Sequential chemotherapy/radiotherapy was comparable with concurrent chemoradiotherapy for stage I/II NK/T-cell lymphoma
- Author(s)
- Y. L. Kwong; S. J. Kim; E. Tse; S. Y. Oh; J. Y. Kwak; H. S. Eom; Y. R. Do; Y. C. Mun; S. R. Lee; H. J. Shin; C. Suh; S. S. Chuang; Y. S. Lee; S. T. Lim; K. Izutsu; R. Suzuki; T. Relander; F. d’Amore; N. Schmitz; A. Jaccard; W. S. Kim
- Keimyung Author(s)
- Do, Young Rok
- Department
- Dept. of Internal Medicine (내과학)
- Journal Title
- Annals of Oncology
- Issued Date
- 2018
- Volume
- 29
- Issue
- 1
- Keyword
- concurrent chemoradiotherapy; sequential chemotherapy and radiotherapy; stage I/II NK/T-cell lymphomas
- Abstract
- Background:
In stage I/II natural killer (NK)/T-cell lymphoma, concurrent chemoradiotherapy (CCRT) had previously been shown to result in superior outcome compared with anthracycline-containing regimens, which have since been considered ineffective. The role of CCRT in comparison with approaches employing nonanthracycline-containing chemotherapy (CT) and sequential radiotherapy (RT) in such patients remains to be defined.
Patients and methods:
Three hundred and three untreated patients (207 men, 96 women; median age: 51, 18-86 years) with stage I/II NK/T-cell lymphoma who had received nonanthracycline-containing regimens were collected from an international consortium and retrospectively analyzed. Treatment included single modality (CT and RT), sequential modalities (CT + RT; RT + CT) and concurrent modalities (CCRT; CCRT + CT). The impact of clinicopathologic parameters and types of treatment on complete response (CR) rate, progression-free-survival (PFS) and overall-survival (OS) was evaluated.
Results:
For CR, stage (P = 0.027), prognostic index for NK/T-cell lymphoma (PINK) (P = 0.026) and types of initial treatment (P = 0.011) were significant prognostic factors on multivariate analysis. On Cox regression analysis, ECOG performance score (P = 0.021) and PINK-EBV DNA (PINK-E) (P = 0.002) significantly impacted on PFS; whereas ECOG performance score (P = 0.008) and stage (P < 0.001) significantly impacted on OS. For comparing CCRT ± CT and sequential CT + RT, CCRT ± CT patients (n = 190) were similar to sequential CT + RT patients (n = 54) in all evaluated clinicopathologic parameters except two significantly superior features (higher proportion of undetectable circulating EBV DNA on diagnosis and lower PINK-E scores).

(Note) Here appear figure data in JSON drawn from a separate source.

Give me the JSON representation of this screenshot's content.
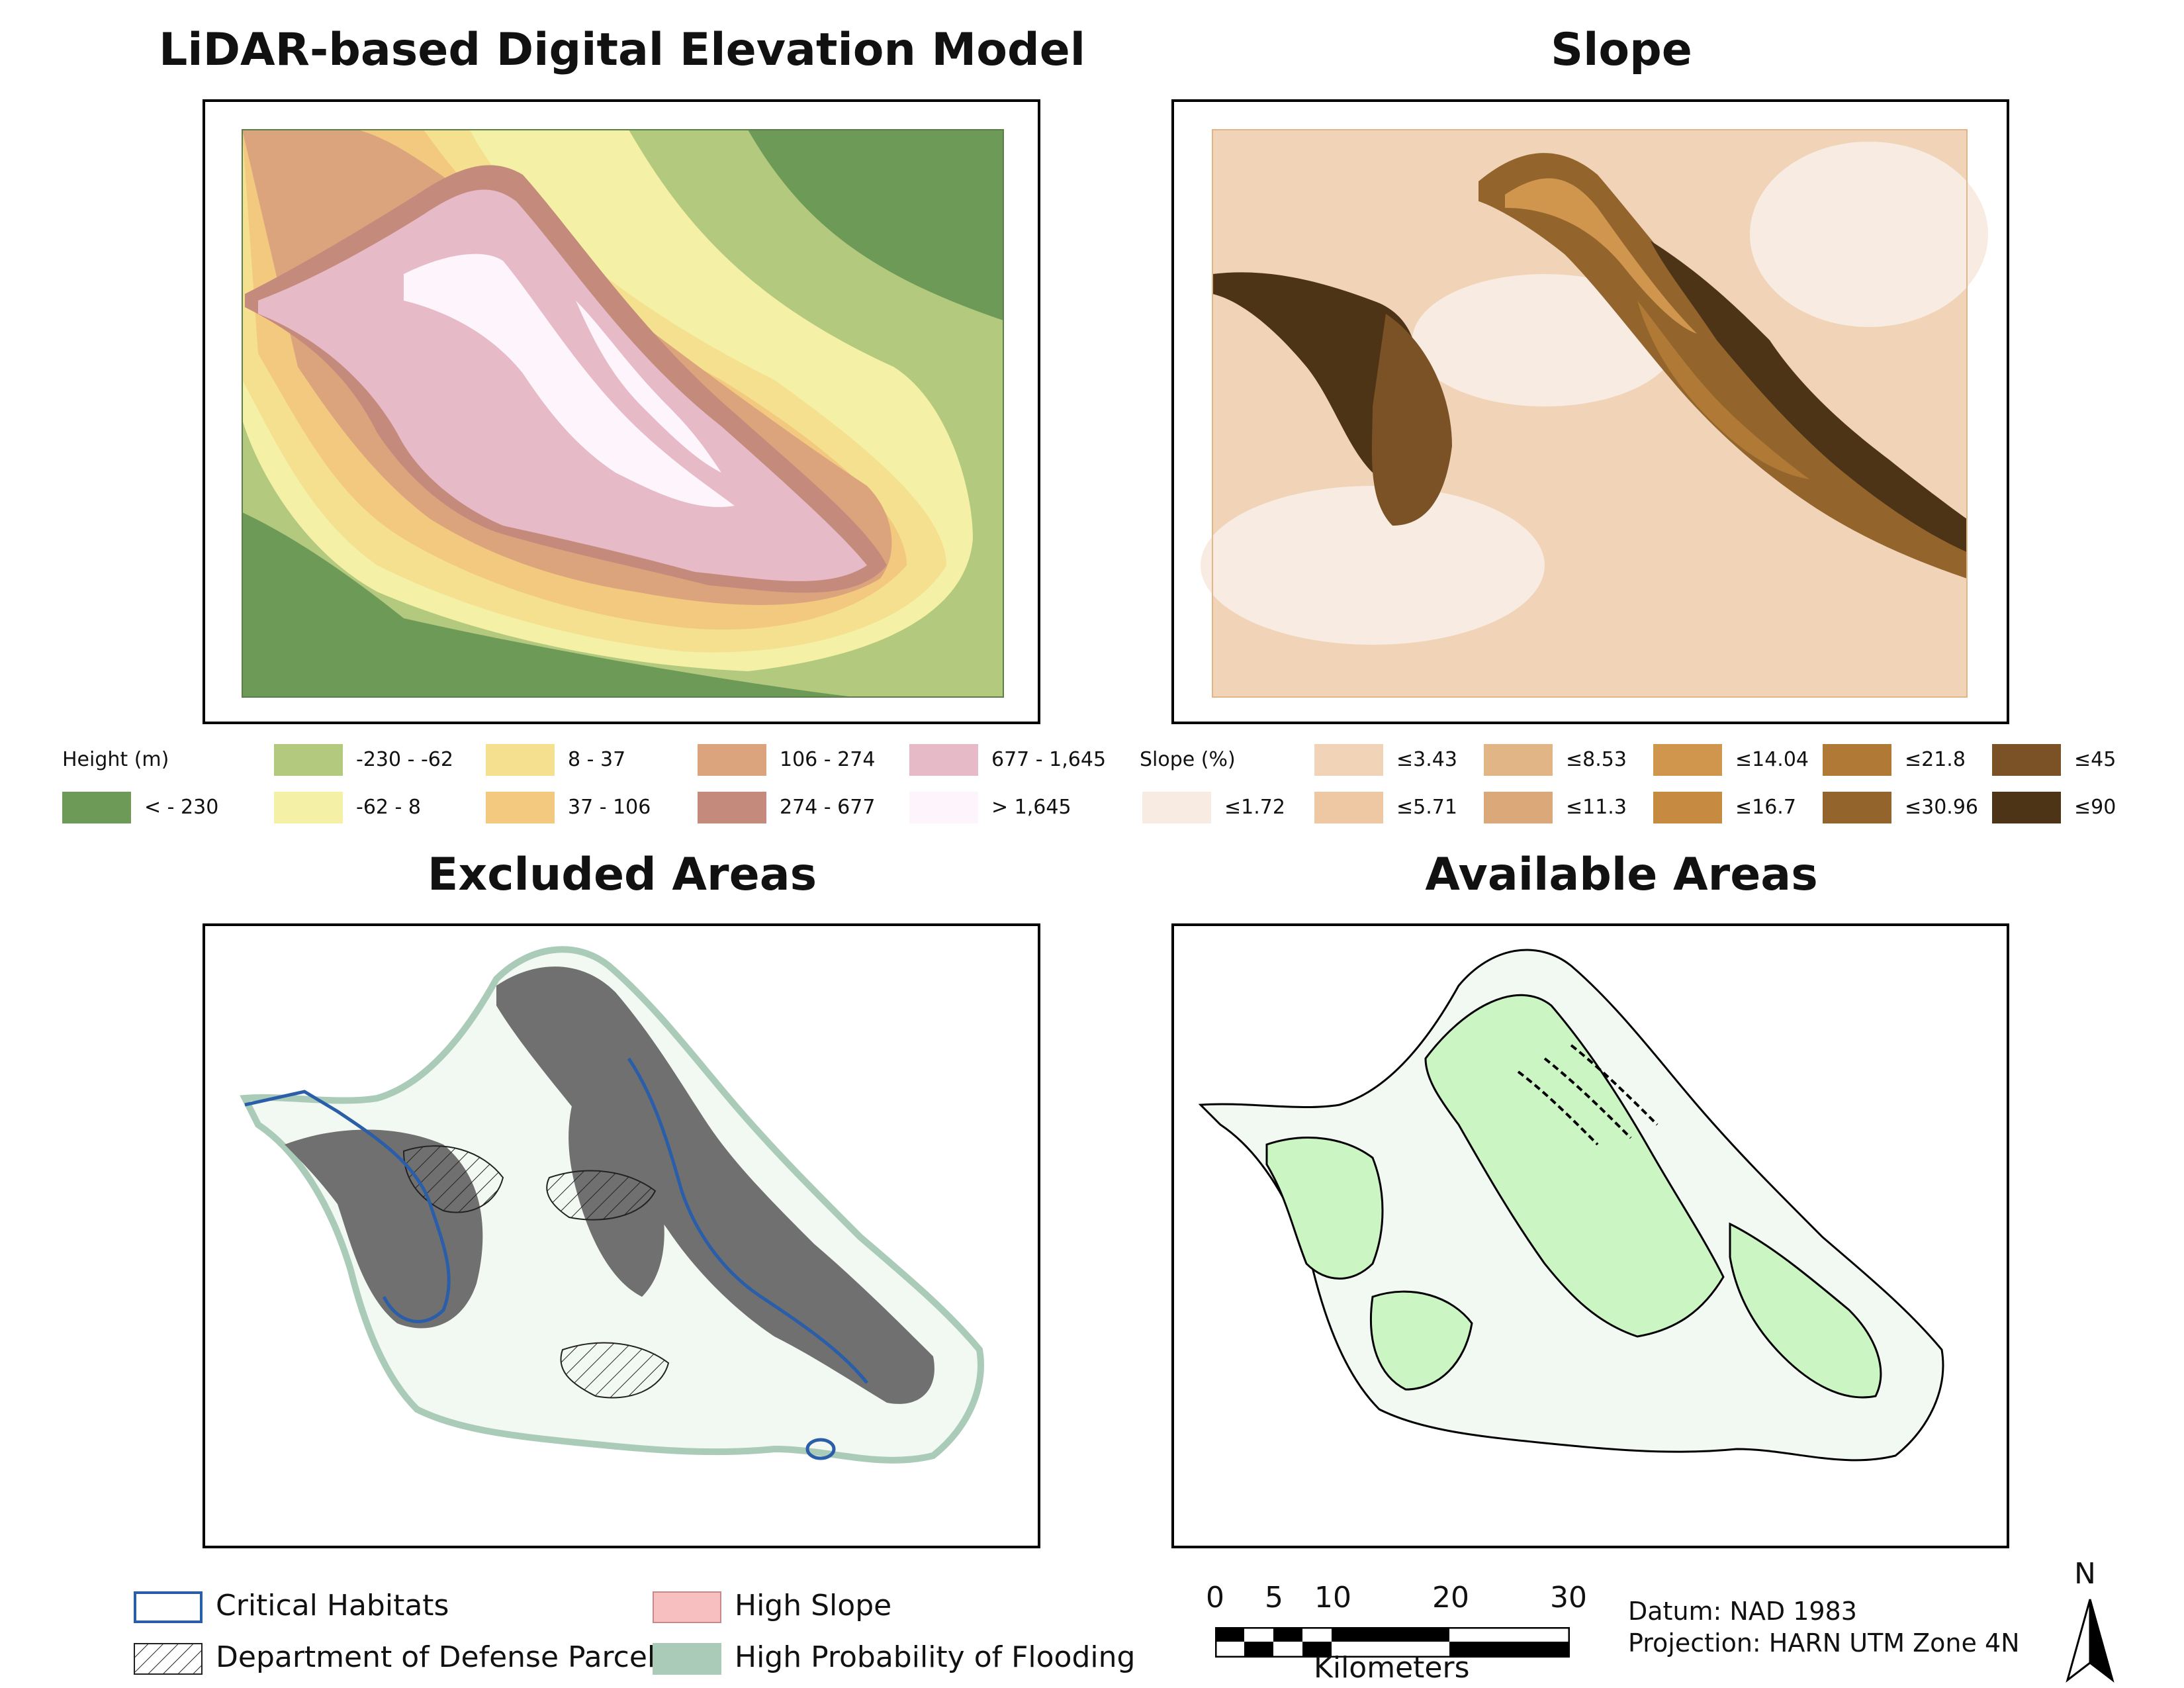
{
  "panels": {
    "dem": {
      "title": "LiDAR-based Digital Elevation Model"
    },
    "slope": {
      "title": "Slope"
    },
    "excluded": {
      "title": "Excluded Areas"
    },
    "available": {
      "title": "Available Areas"
    }
  },
  "dem_legend": {
    "heading": "Height (m)",
    "classes": [
      {
        "label": "< - 230",
        "color": "#6e9a58"
      },
      {
        "label": "-230 - -62",
        "color": "#b2c97e"
      },
      {
        "label": "-62 - 8",
        "color": "#f4f0a6"
      },
      {
        "label": "8 - 37",
        "color": "#f4e08e"
      },
      {
        "label": "37 - 106",
        "color": "#f2c97e"
      },
      {
        "label": "106 - 274",
        "color": "#dba47c"
      },
      {
        "label": "274 - 677",
        "color": "#c48a7c"
      },
      {
        "label": "677 - 1,645",
        "color": "#e6bac6"
      },
      {
        "label": "> 1,645",
        "color": "#fdf4fc"
      }
    ]
  },
  "slope_legend": {
    "heading": "Slope (%)",
    "classes": [
      {
        "label": "≤1.72",
        "color": "#f8ebe2"
      },
      {
        "label": "≤3.43",
        "color": "#f1d4b8"
      },
      {
        "label": "≤5.71",
        "color": "#eec8a2"
      },
      {
        "label": "≤8.53",
        "color": "#e2b586"
      },
      {
        "label": "≤11.3",
        "color": "#dba87a"
      },
      {
        "label": "≤14.04",
        "color": "#d0964e"
      },
      {
        "label": "≤16.7",
        "color": "#c68a40"
      },
      {
        "label": "≤21.8",
        "color": "#b07a36"
      },
      {
        "label": "≤30.96",
        "color": "#93652c"
      },
      {
        "label": "≤45",
        "color": "#7a5226"
      },
      {
        "label": "≤90",
        "color": "#4e3417"
      }
    ]
  },
  "bottom_legend": {
    "critical_habitats": "Critical Habitats",
    "dod_parcels": "Department of Defense Parcels",
    "high_slope": "High Slope",
    "flooding": "High Probability of Flooding",
    "colors": {
      "critical": "#2a5ea8",
      "high_slope": "#f7bfc0",
      "flooding": "#a9cbb8"
    }
  },
  "scale_bar": {
    "ticks": [
      "0",
      "5",
      "10",
      "20",
      "30"
    ],
    "unit": "Kilometers"
  },
  "map_info": {
    "datum": "Datum: NAD 1983",
    "projection": "Projection: HARN UTM Zone 4N"
  },
  "north_arrow": {
    "label": "N"
  }
}
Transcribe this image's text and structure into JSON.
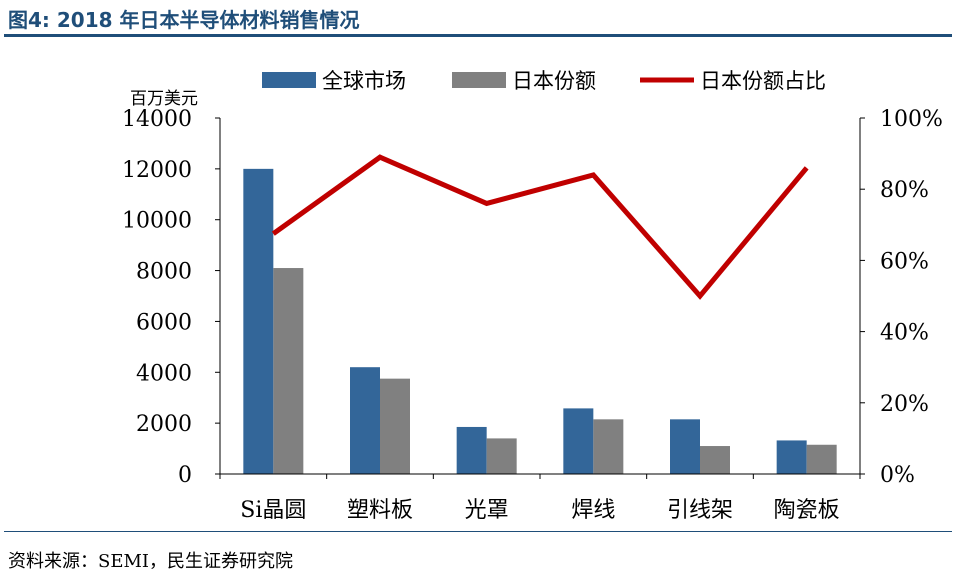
{
  "figure": {
    "title": "图4: 2018 年日本半导体材料销售情况",
    "source": "资料来源：SEMI，民生证券研究院"
  },
  "colors": {
    "global": "#336699",
    "japan": "#808080",
    "share": "#c00000",
    "title": "#1f4e79"
  },
  "chart_data": {
    "type": "bar",
    "categories": [
      "Si晶圆",
      "塑料板",
      "光罩",
      "焊线",
      "引线架",
      "陶瓷板"
    ],
    "series": [
      {
        "name": "全球市场",
        "type": "bar",
        "axis": "left",
        "values": [
          12000,
          4200,
          1850,
          2580,
          2150,
          1320
        ]
      },
      {
        "name": "日本份额",
        "type": "bar",
        "axis": "left",
        "values": [
          8100,
          3750,
          1400,
          2150,
          1100,
          1150
        ]
      },
      {
        "name": "日本份额占比",
        "type": "line",
        "axis": "right",
        "values": [
          0.675,
          0.89,
          0.76,
          0.84,
          0.5,
          0.86
        ]
      }
    ],
    "left_axis": {
      "label": "百万美元",
      "ylim": [
        0,
        14000
      ],
      "ticks": [
        0,
        2000,
        4000,
        6000,
        8000,
        10000,
        12000,
        14000
      ]
    },
    "right_axis": {
      "ylim": [
        0,
        1
      ],
      "ticks": [
        "0%",
        "20%",
        "40%",
        "60%",
        "80%",
        "100%"
      ]
    },
    "legend_position": "top",
    "grid": false
  }
}
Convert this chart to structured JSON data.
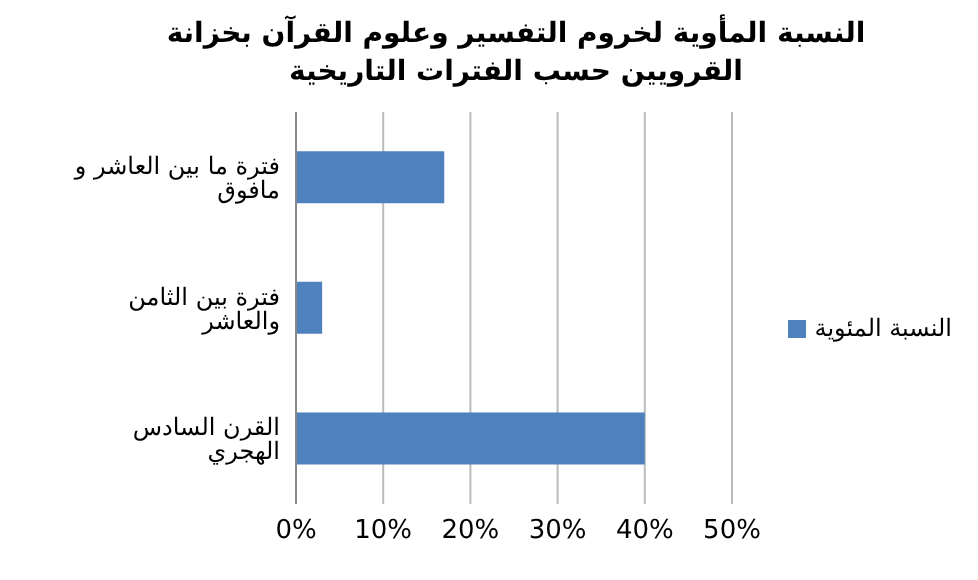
{
  "chart_data": {
    "type": "bar",
    "orientation": "horizontal",
    "title": "النسبة المأوية لخروم التفسير وعلوم القرآن بخزانة القرويين حسب الفترات التاريخية",
    "categories": [
      "فترة ما بين العاشر و مافوق",
      "فترة بين الثامن والعاشر",
      "القرن السادس الهجري"
    ],
    "series": [
      {
        "name": "النسبة المئوية",
        "color": "#4f81bd",
        "values": [
          17,
          3,
          40
        ]
      }
    ],
    "xlim": [
      0,
      50
    ],
    "xticks": [
      {
        "value": 0,
        "label": "0%"
      },
      {
        "value": 10,
        "label": "10%"
      },
      {
        "value": 20,
        "label": "20%"
      },
      {
        "value": 30,
        "label": "30%"
      },
      {
        "value": 40,
        "label": "40%"
      },
      {
        "value": 50,
        "label": "50%"
      }
    ],
    "grid": "x",
    "legend": "right"
  }
}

Despite more favorable pre-treatment characteristics, CCRT ± CT patients had CR rate, PFS and OS comparable with sequential CT + RT patients on multivariate and Cox regression analyses.
Conclusions:
In stage I/II NK/T-cell lymphomas, when effective chemotherapeutic regimens were used, CCRT and sequential CT + RT gave similar outcome.